Data Analytics professional with a strong research background and experience in Astrophysics, Big Data and statistics.
Passionate about data, with intense scientific curiosity and determined at solving problems, I hypothesize and test multiple scenarios to find the right solution. In my work I constantly apply the "out of the box" thinking and the versatility necessary to pull both the product and the developer teams together, keeping focus on the end user value.
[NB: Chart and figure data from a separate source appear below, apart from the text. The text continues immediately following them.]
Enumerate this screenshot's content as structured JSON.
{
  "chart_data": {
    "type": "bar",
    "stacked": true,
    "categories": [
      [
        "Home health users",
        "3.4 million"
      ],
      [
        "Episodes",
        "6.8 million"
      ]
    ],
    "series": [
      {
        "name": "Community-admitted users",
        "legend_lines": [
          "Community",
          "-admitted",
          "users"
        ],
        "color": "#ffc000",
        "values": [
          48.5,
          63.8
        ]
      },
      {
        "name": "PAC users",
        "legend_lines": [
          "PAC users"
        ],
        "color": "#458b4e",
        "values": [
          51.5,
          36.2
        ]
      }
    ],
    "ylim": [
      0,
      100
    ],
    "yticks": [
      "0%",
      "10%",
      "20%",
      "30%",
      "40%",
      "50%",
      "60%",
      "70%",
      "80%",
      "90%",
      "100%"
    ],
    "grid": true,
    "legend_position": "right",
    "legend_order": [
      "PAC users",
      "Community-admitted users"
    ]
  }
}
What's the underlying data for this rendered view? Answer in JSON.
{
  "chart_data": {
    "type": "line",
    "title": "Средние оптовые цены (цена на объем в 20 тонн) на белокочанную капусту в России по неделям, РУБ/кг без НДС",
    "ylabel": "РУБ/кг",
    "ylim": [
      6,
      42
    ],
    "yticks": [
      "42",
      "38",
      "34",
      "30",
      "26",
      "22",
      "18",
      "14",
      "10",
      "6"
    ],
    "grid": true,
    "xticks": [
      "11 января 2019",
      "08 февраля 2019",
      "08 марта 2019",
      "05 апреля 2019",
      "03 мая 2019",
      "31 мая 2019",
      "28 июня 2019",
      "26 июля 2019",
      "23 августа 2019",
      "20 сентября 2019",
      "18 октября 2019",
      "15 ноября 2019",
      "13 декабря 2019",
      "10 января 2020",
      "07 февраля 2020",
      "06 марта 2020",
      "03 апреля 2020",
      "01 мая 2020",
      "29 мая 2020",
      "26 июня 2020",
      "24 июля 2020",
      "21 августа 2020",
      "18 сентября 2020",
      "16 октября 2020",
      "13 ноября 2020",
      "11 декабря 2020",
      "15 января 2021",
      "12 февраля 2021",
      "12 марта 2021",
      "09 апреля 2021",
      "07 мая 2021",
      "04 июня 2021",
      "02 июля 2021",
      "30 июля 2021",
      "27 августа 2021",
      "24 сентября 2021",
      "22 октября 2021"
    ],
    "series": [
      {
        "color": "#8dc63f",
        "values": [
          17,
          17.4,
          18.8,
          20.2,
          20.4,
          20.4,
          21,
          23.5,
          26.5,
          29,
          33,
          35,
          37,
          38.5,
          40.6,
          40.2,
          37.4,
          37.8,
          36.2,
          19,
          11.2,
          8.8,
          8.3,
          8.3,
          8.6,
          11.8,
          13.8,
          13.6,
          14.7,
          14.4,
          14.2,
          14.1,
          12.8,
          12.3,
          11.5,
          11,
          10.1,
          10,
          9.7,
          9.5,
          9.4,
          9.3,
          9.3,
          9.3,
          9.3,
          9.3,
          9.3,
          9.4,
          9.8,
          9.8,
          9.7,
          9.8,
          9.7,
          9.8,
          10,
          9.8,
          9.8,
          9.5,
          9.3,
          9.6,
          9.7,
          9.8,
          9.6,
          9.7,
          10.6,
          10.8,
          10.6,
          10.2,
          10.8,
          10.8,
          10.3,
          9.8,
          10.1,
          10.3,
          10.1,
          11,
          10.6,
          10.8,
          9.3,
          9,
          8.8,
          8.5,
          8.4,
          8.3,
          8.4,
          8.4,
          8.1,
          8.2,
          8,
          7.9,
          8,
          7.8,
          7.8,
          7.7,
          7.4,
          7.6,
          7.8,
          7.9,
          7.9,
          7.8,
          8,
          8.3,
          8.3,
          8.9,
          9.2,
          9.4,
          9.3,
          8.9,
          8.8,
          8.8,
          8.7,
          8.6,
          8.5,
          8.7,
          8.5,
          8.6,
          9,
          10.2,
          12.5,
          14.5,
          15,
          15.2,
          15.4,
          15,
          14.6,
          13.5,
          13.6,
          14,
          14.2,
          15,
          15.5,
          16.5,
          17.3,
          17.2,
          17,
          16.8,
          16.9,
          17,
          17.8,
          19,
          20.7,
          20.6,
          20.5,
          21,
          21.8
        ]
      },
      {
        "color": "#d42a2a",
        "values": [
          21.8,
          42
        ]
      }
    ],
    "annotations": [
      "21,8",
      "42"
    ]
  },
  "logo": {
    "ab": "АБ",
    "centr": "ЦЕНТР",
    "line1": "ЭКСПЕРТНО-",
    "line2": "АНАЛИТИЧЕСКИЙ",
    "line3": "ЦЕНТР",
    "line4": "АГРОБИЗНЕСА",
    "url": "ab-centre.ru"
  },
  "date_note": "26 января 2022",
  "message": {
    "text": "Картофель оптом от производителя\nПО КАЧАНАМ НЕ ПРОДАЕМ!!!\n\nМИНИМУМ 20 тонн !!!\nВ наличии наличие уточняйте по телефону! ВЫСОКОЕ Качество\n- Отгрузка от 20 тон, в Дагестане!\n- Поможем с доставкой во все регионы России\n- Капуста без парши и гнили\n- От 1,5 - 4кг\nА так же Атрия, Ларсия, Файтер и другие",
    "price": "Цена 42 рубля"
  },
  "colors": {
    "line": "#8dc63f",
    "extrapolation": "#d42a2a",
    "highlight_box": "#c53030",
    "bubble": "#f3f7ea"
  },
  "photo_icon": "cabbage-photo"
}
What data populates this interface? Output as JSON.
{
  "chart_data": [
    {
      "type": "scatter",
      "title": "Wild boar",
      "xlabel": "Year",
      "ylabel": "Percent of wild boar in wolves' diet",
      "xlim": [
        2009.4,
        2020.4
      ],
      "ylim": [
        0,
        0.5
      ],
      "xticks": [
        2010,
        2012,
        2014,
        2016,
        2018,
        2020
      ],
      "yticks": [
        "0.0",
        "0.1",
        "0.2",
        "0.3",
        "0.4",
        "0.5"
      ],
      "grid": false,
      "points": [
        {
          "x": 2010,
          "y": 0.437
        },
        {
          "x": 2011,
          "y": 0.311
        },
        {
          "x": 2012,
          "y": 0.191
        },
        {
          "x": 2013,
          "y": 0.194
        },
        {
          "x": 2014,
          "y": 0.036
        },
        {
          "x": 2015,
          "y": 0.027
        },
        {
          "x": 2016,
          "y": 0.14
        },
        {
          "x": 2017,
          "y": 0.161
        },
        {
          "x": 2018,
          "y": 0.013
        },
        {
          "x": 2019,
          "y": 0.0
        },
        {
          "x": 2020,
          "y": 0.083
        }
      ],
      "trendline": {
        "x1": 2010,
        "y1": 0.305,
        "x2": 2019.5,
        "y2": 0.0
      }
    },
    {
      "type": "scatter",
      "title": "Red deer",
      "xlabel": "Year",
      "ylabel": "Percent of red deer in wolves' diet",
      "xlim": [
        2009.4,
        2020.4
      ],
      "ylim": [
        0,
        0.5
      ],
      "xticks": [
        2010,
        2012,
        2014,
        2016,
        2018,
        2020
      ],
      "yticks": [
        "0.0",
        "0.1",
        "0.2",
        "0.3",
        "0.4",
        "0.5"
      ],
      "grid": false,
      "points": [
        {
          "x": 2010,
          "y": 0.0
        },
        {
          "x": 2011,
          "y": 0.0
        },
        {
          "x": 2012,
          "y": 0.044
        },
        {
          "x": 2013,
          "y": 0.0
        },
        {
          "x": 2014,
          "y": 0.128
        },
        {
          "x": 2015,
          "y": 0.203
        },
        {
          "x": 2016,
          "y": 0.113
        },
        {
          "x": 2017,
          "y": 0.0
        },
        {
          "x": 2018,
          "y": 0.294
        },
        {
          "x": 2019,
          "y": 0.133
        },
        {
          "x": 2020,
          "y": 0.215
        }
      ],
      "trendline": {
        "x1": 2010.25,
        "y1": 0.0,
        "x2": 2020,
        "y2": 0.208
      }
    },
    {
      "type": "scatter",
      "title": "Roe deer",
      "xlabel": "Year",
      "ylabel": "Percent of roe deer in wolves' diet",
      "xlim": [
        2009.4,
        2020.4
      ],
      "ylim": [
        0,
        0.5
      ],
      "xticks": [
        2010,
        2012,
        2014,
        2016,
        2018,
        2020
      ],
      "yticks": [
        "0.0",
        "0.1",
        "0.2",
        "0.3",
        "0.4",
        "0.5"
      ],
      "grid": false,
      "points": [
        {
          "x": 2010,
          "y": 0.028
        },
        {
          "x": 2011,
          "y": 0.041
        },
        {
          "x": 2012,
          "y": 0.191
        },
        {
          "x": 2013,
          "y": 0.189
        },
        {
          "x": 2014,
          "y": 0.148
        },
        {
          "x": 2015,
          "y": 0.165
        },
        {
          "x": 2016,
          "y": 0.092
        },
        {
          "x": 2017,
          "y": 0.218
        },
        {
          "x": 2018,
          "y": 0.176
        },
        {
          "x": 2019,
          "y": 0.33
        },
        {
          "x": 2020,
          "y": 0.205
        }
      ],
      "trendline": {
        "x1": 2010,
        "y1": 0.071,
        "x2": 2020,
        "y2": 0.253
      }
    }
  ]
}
I believe in continuous learning and self-development and enjoy sharing my knowledge. I like taking MOOCs (Massive Open Online Courses) about Data Science / Machine Learning to improve my technical and programming skills, both in Python and R.
As Astrophysics researcher my X-ray satellite Data Analysis includes cleansing the satellite raw data, coding bash script for automating the data cleaning and processing pipelines, giving the best fitting statistical interpretations based on theoretical models, performing predictive analytics via regression analysis, time series analysis, applying different methods for pattern recognition, amongst others.
Fields of interest
- Data analysis and visualization
- Machine Learning (classification, regression, clustering, random forest)
- Statistical Methods (time series, regression models, hypothesis testing and confidence intervals)
- Python / iPython Notebooks (Jupyter) / R
Highlights Info
- Currently working at Planet as QA Engineer.
- I worked as Ph.D. candidate in Astrophysics at Leibniz-Institut für Astrophysik Potsdam (AIP) and my field of research was X-ray satellite Data Analysis.
- I specialised in X-ray satellite Data Analysis during my Master's degree Thesis at INAF - IASF Bologna under the supervision of Dr. Paola Grandi.